Jesse is a young Skyshipper on what should have been a simple Surface mission to retrieve a Pearl. Instead, he accidentally crosses paths with Cassius, a young Pearl hunter for the Surface government. The encounter changes both of their lives, awakening powers that neither one of them understands.

I got this for free years ago, at a conference where the poor publisher rep kept having to explain to people passing by his table that this was sci-fi and not steampunk. To be fair, neither the title nor the cover communicated that very clearly. "Skyship" still seems more steampunk than sci-fi to me.

While I enjoyed several of the revelations near the end of this book, overall this was kind of dull and weighed down by its world-building.

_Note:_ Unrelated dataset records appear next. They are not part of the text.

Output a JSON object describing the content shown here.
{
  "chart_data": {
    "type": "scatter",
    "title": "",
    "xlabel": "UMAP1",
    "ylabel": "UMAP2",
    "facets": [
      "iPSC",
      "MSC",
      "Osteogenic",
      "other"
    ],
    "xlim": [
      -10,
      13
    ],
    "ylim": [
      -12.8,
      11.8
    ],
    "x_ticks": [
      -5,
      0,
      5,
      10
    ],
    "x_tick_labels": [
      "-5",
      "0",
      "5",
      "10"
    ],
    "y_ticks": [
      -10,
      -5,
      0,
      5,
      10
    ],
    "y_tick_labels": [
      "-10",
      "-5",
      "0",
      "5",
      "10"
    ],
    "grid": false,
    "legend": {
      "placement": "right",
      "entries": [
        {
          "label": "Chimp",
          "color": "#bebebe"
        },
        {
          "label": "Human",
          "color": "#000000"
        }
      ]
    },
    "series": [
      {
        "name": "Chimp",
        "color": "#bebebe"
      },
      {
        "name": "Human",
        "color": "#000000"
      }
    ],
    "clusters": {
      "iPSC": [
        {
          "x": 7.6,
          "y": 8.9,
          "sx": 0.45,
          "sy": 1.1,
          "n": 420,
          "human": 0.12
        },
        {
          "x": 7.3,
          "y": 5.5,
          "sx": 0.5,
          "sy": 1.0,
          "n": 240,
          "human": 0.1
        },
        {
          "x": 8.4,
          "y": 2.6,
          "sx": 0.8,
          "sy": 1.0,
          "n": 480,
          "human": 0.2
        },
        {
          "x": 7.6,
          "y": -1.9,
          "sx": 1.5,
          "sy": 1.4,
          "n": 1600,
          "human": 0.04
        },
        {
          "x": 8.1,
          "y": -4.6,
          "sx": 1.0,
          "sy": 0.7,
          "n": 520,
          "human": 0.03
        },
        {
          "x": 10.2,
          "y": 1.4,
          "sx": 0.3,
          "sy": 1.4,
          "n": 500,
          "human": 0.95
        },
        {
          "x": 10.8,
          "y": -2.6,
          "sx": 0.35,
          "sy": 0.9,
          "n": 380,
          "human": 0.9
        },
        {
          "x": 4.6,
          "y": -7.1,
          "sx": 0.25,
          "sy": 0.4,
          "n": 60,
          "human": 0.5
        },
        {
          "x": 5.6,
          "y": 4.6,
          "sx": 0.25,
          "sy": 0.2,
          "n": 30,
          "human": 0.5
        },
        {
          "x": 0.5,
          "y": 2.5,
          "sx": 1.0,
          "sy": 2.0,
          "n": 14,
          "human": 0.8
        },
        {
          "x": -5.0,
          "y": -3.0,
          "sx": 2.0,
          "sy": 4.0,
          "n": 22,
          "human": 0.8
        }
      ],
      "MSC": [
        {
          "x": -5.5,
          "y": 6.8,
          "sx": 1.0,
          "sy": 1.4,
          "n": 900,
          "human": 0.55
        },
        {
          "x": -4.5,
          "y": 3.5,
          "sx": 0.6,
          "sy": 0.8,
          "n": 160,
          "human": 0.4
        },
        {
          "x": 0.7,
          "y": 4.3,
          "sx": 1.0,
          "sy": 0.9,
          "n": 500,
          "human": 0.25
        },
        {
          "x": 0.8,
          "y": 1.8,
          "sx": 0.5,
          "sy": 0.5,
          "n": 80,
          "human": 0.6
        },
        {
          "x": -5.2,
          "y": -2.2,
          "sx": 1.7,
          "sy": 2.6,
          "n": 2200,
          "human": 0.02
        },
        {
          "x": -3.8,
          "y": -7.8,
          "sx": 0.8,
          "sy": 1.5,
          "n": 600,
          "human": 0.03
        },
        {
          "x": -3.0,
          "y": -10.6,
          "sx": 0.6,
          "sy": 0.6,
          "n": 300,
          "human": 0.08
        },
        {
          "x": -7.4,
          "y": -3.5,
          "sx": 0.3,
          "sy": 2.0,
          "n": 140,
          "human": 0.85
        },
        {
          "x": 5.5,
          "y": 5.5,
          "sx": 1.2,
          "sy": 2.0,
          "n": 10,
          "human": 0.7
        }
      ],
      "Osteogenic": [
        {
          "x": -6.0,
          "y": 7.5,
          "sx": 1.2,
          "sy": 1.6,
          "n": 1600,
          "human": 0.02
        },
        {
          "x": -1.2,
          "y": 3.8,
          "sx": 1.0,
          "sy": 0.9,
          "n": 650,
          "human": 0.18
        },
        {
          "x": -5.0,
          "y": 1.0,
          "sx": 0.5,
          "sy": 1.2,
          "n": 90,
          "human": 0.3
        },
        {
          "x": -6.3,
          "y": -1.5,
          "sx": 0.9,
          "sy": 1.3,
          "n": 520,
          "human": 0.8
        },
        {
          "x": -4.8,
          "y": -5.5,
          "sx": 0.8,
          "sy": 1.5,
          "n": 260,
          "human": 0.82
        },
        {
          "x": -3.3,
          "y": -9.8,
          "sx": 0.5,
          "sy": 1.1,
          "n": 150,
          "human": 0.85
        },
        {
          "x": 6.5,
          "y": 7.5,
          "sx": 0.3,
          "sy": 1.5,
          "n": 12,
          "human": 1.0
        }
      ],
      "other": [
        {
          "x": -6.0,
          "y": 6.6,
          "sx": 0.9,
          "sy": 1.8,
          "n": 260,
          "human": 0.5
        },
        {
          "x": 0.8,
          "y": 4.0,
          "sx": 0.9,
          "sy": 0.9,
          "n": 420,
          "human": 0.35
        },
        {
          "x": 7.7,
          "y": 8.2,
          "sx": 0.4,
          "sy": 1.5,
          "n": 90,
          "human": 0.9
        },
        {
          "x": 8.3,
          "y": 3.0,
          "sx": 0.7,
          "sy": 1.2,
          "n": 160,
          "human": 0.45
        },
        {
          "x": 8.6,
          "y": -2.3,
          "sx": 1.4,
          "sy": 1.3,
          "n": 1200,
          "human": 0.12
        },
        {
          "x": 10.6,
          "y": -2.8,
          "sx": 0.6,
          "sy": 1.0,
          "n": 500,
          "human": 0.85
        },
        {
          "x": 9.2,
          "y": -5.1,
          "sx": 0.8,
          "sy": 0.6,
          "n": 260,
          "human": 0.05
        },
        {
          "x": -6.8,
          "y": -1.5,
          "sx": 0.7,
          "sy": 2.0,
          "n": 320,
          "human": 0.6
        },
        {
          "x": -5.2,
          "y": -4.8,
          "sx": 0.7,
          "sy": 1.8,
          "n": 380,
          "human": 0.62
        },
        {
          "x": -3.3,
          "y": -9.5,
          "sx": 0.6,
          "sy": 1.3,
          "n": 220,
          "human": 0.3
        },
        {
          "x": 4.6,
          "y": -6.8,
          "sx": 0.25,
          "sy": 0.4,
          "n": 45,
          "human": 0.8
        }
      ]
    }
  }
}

I felt like I was swimming in a sea of info about this world, and unfortunately it was hard to bring myself to care.

None of the characters really grabbed me. Jesse was the "ordinary" protagonist who found himself caught up in a situation where everyone around him seemed to know more about what was going on than he did. Cassius was the talented and loyal protege of the villainess (and obviously being used by her). Cassius interested me more than Jesse, but neither one of them was particularly compelling.

There were several revelations near the end that were huge and completely unexpected. It seemed like the sort of information that would completely alter this world, so I was confused why no one seemed to be worried about the obvious implications of it. Was I misunderstanding how this world worked? It's possible - like I said, the world-building was more than a bit much for me. Or maybe I understood just fine, and the author just didn't want to deal with any of it until the beginning of the next book. Having your characters realize that their entire way of life is somehow going to have to change overnight would be a pretty big deal.

You'd think revelations this huge would make me excited to read the next book, but for some reason I can't work up any enthusiasm. I wouldn't say this was a bad book, but it wasn't for me. I'll be stopping here.